We'll rewrite this as \[(a_{n+1})^2 + (a_{n+2} - 1)(a_n - 1) \leq 1\] If both \(a_n\) and \(a_{n+2}\) are \(\le 1\), then \(a_{n+1} \le 1\). Similarly, if both \(a_n\) and \(a_{n+2}\) are \(\ge 1\) then \(a_{n+1} \le 1\). Oh interesting, we get \[(a_{n+2} - 1)(a_n - 1) \leq (1 - a_{n+1})(1 + a_{n+1})\] Indeed, as we could have gotten before, if \(a_{n+1} \ge 1\) then exactly one of \(a_n\) and \(a_{n+2}\) must be \(\le 1\). So suppose we have a sequence starting with: \[GGL : GGLGGLGGL\dots\] \[LGG : LGGLGGLGG\dots\] \[GLG : GLGGLGGLG\dots\] \[LLL : LLLLLLLLL\dots\] So everything possible is periodic every three turns, and we should prove that the sequences \(LGG\) and \(GLG\) are somehow not possible. However, \(LGG\) and \(GLG\) are isomorphic to \(GGL\), just delayed by \(1\) or \(2\). So what's going on? It seems like we must show that everything must be \(\le 1\).

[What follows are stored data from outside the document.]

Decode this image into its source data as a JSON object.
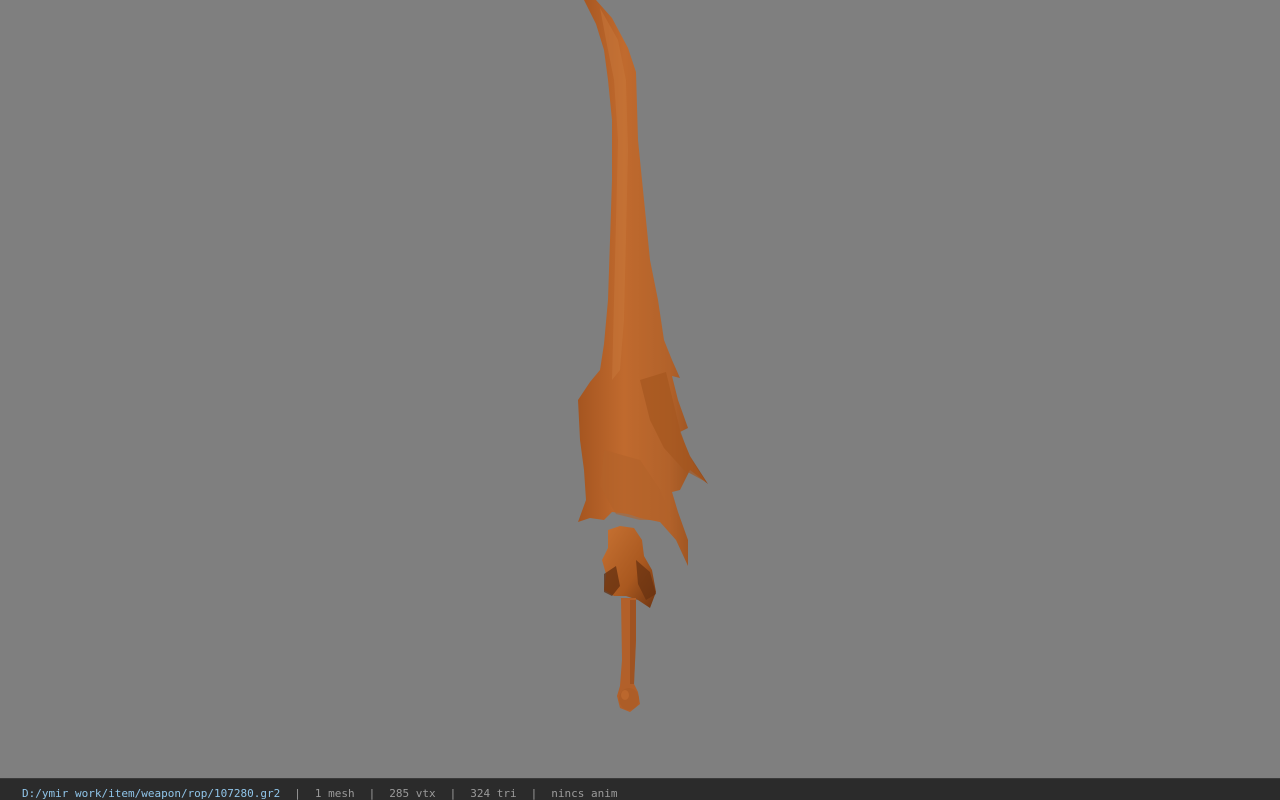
{
  "viewport": {
    "background_color": "#7f7f7f",
    "model": {
      "name": "sword-model",
      "color": "#b5652a"
    }
  },
  "status_bar": {
    "file_path": "D:/ymir work/item/weapon/rop/107280.gr2",
    "separator": "|",
    "mesh_count": "1 mesh",
    "vertex_count": "285 vtx",
    "triangle_count": "324 tri",
    "animation_status": "nincs anim",
    "path_color": "#8fc4e8"
  }
}
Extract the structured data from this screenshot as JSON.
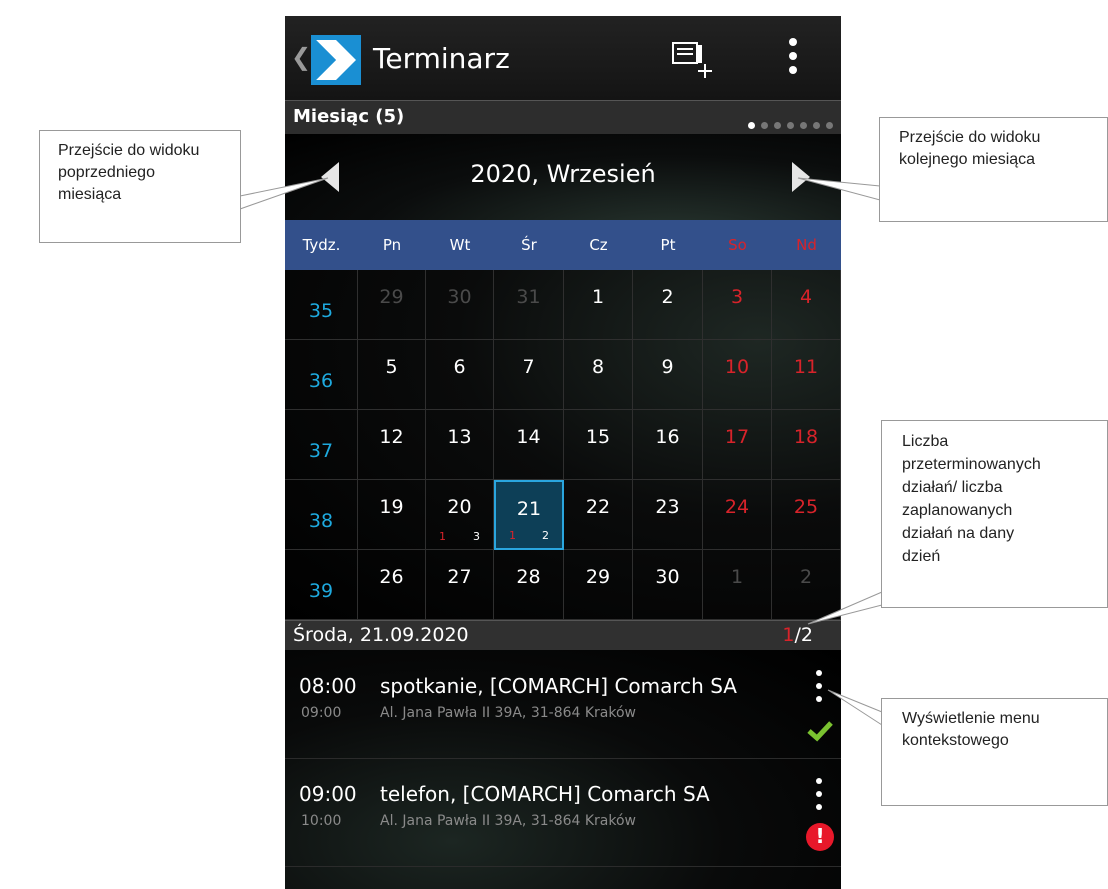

After some thinking, it seems like looking very locally at what is wrong is not working. So I'll try to add or subtract some conditions (which actually looks nice). \[a_{n+1}(a_{n+1} + a_{n+3}) + a_{n+2}(a_{n} + a_{n+2}) \le (a_{n+1} + a_{n+3}) + (a_n + a_{n+2})\] Bruh okay so of course \(a_{n+1}\) and \(a_{n+2}\) can't be both \(G\). And since everything with a single \(G\) definitely has adjacent \(G\)s as seen above, we are done.